Makes: each dressing recipe makes roughly enough for 4 salad portions

Prep time: 15 minutes

Cook time: 0 minutes

Total time: 15 minutes (all three dressings)

The Ingredients

Balsamic Vinaigrette

50/50 ratio

¼ cup good quality balsamic vinegar (good quality is important for this recipe!)

¼ cup extra virgin olive oil

Salt and pepper

 

Buttermilk Lemon Dressing

1/3 cup buttermilk

Juice of half to whole lemon, depending on size of lemon and how strong you are!

Salt and pepper

 

Mustard Apple Cider Vinaigrette

1 heaping tablespoon grainy Dijon mustard

2 tablespoons apple cider vinegar

1 teaspoon honey (or real maple syrup)

¼ cup extra virgin olive oil

Salt and pepper

 

 

 

The Steps

Balsamic Vinaigrette (great with greens mixed with tomatoes, fresh mozz, watermelon, etc.!)

In a bowl, whisk together good-quality balsamic, olive oil, salt and pepper until well-incorporated.

Saves in fridge for up to one week in an airtight container or container covered with plastic wrap. Leave at room temperature for 30 minutes before using, whisking together right before serving.

 

Buttermilk Lemon Dressing (great with arugula or baby kale mixed with toasted nuts, dried fruit, dry cheeses, shaved fennel or onion, etc.!)

In a bowl, whisk together shaken buttermilk, lemon juice, and salt and pepper.

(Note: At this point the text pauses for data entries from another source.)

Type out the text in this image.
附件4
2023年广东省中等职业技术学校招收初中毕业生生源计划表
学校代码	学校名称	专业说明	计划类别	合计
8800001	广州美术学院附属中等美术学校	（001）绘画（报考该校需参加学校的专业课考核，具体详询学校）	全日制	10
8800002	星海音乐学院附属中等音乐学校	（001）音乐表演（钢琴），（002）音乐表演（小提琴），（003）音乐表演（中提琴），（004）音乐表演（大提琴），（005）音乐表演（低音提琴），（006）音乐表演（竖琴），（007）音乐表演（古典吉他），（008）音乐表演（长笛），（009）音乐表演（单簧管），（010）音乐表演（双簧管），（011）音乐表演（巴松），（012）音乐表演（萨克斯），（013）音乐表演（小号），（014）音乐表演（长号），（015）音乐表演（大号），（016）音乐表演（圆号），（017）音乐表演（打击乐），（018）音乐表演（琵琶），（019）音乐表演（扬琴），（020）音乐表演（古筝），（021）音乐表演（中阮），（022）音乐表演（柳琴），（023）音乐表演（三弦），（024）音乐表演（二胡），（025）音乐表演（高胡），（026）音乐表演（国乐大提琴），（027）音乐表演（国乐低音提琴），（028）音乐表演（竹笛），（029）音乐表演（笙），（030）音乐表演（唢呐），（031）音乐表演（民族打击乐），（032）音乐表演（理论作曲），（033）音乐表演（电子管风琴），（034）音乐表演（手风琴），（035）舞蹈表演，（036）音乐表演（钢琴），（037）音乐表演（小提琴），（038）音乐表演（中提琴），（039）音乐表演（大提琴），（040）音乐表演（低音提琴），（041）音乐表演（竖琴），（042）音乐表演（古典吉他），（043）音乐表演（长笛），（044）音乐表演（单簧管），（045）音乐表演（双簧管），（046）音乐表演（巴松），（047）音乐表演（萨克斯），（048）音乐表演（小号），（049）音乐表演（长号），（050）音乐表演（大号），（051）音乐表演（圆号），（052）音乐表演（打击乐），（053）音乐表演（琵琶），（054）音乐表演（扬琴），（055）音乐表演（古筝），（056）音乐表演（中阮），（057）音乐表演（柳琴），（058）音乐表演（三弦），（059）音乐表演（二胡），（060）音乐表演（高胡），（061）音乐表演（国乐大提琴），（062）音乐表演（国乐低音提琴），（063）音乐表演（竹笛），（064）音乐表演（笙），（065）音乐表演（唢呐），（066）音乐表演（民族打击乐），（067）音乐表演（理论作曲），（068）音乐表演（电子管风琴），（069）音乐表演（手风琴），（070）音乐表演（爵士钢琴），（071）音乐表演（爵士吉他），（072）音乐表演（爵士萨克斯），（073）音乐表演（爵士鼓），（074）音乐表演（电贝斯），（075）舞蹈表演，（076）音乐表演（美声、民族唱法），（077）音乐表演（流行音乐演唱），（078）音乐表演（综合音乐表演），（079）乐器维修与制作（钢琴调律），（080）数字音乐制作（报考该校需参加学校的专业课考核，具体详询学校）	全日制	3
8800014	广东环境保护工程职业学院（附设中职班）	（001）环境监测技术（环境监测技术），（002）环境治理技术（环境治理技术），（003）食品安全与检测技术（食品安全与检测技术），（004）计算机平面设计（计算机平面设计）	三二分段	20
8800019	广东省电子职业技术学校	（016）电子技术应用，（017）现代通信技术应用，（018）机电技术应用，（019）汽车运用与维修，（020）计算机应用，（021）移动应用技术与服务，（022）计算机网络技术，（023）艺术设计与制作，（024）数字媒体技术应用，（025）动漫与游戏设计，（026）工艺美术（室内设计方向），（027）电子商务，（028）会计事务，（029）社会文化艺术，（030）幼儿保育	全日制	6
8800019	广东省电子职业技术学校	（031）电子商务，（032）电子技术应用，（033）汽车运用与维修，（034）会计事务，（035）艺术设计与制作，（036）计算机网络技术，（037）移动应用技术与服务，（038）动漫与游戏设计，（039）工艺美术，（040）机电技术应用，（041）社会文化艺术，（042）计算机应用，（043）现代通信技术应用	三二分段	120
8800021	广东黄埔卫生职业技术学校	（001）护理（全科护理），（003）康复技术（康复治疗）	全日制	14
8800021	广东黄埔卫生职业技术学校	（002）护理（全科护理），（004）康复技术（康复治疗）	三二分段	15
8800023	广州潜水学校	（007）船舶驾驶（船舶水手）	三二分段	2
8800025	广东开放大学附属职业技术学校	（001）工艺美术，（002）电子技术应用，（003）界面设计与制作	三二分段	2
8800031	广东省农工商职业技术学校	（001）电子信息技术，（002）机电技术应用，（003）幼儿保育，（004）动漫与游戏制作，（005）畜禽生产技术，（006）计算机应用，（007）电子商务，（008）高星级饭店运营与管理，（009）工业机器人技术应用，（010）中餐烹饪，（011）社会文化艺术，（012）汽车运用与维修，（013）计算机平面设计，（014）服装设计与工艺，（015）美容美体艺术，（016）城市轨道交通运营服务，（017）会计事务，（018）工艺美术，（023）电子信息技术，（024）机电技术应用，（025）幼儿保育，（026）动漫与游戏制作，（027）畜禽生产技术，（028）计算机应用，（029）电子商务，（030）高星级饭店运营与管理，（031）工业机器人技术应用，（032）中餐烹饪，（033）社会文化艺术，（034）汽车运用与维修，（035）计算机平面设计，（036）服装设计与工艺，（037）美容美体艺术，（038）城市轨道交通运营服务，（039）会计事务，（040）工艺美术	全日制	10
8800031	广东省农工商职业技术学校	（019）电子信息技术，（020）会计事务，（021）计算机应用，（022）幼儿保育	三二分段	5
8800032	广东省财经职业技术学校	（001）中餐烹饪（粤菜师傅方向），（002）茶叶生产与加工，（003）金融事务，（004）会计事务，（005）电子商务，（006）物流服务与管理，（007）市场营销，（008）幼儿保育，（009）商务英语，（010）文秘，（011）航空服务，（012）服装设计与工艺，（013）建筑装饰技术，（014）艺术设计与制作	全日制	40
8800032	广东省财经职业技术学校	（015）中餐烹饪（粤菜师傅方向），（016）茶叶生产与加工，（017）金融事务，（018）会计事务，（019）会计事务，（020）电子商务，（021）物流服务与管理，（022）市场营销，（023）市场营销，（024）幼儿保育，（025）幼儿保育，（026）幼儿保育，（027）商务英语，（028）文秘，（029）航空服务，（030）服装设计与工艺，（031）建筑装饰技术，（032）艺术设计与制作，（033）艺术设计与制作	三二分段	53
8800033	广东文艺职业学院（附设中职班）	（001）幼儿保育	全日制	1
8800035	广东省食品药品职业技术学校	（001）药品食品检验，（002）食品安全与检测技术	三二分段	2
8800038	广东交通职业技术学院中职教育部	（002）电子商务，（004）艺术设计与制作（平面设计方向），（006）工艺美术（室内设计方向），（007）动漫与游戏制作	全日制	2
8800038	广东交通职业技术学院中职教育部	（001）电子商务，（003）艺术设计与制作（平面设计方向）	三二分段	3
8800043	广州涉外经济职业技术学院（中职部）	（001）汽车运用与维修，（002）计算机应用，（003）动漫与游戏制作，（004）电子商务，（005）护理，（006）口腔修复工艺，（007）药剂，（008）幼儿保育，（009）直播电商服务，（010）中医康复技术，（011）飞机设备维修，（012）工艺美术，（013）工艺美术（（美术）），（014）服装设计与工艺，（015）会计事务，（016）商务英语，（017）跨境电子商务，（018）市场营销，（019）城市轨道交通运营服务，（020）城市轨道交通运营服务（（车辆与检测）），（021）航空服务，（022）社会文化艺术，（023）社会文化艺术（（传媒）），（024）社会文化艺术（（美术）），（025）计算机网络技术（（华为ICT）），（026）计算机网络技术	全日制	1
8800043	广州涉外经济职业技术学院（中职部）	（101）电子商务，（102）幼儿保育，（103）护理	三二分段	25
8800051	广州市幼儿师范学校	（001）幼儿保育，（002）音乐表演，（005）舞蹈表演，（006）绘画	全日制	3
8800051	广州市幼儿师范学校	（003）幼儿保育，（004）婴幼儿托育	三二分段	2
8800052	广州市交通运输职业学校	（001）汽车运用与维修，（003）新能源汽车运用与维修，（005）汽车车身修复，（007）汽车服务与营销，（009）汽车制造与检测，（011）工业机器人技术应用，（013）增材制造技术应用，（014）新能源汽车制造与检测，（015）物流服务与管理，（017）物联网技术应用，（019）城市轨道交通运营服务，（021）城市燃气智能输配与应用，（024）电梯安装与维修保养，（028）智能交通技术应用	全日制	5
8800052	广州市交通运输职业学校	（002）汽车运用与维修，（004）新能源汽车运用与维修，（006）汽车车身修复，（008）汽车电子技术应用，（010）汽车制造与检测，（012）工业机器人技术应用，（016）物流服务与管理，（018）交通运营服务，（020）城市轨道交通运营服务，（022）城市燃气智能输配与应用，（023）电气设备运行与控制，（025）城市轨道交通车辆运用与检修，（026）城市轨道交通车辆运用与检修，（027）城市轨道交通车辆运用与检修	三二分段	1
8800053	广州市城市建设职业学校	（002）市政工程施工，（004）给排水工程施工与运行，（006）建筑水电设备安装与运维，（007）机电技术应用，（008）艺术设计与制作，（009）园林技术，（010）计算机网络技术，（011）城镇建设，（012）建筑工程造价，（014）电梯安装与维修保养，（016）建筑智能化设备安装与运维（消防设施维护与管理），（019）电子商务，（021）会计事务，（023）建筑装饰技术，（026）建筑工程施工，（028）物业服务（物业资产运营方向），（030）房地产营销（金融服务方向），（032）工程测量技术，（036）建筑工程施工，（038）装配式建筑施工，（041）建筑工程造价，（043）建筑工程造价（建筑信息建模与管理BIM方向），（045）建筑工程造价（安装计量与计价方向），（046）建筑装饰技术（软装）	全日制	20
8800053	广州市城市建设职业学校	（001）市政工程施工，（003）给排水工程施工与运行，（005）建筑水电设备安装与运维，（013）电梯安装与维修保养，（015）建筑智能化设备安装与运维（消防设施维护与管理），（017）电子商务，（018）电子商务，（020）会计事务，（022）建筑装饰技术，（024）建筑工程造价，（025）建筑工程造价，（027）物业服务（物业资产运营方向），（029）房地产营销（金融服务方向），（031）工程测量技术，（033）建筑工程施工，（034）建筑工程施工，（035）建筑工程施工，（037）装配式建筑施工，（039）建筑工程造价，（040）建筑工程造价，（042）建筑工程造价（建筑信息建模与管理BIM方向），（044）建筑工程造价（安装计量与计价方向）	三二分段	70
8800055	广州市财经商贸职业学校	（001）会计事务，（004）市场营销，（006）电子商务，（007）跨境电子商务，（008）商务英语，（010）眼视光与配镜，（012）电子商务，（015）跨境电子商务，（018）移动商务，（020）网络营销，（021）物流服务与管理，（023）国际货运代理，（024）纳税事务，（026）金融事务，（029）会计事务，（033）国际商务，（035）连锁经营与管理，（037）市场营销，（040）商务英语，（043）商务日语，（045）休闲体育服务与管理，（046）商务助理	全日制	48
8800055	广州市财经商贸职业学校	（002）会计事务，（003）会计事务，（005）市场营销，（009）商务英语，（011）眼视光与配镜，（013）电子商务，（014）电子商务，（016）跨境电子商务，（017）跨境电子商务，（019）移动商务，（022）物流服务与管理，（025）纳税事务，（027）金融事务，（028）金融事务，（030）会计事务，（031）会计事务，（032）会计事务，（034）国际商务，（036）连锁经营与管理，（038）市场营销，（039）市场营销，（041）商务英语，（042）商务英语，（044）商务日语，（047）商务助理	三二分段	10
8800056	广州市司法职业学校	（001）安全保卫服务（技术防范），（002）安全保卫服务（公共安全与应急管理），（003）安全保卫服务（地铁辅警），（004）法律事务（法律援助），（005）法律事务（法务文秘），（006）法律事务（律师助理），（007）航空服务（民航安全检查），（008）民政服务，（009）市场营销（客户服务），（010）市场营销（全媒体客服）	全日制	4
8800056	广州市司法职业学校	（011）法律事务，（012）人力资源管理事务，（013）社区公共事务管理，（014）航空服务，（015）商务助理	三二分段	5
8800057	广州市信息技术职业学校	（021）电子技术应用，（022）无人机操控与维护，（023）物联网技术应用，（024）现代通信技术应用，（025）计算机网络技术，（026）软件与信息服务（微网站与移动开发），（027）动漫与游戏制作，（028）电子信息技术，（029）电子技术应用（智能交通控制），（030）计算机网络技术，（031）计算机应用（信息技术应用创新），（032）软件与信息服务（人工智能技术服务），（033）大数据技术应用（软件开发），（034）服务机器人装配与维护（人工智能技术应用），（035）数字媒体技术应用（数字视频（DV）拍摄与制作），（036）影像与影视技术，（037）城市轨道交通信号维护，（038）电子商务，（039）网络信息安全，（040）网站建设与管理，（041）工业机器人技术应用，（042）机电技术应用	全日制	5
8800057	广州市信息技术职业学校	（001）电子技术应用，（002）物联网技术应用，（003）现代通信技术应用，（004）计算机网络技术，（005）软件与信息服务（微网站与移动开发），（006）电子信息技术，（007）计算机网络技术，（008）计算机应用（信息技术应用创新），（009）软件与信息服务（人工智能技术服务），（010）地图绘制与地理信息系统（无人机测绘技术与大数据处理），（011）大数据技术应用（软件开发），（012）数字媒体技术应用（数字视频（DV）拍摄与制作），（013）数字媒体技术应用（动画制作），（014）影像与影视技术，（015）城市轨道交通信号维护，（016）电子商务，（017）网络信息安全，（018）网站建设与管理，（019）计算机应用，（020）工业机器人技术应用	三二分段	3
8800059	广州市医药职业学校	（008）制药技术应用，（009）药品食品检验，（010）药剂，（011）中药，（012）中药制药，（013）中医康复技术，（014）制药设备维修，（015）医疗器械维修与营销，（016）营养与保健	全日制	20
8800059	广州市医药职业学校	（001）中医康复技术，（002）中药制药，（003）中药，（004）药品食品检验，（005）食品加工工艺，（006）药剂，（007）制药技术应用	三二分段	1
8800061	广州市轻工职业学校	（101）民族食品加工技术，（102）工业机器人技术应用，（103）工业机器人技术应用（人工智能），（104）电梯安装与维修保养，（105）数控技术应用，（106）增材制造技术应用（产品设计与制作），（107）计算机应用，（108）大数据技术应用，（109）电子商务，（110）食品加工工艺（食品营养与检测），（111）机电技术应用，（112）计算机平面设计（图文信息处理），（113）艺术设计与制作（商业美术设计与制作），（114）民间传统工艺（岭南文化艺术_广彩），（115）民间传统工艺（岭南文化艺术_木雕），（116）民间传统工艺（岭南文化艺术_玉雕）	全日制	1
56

Start with the juice of a half of a lemon, and add more as needed!

This dressing is best if made the day-of using.

 

Mustard Apple Cider Vinaigrette (great with greens mixed with apples, sharp cheddar cheese, golden raisins, chopped walnuts, chunks of ham, etc.!)

In a bowl, whisk together grainy mustard, apple cider vinegar, honey, olive oil, and salt and pepper until well combined.

Saves in fridge for up to one week in an airtight container or container covered with plastic wrap. Leave at room temperature for 30 minutes before using, whisking together right before serving.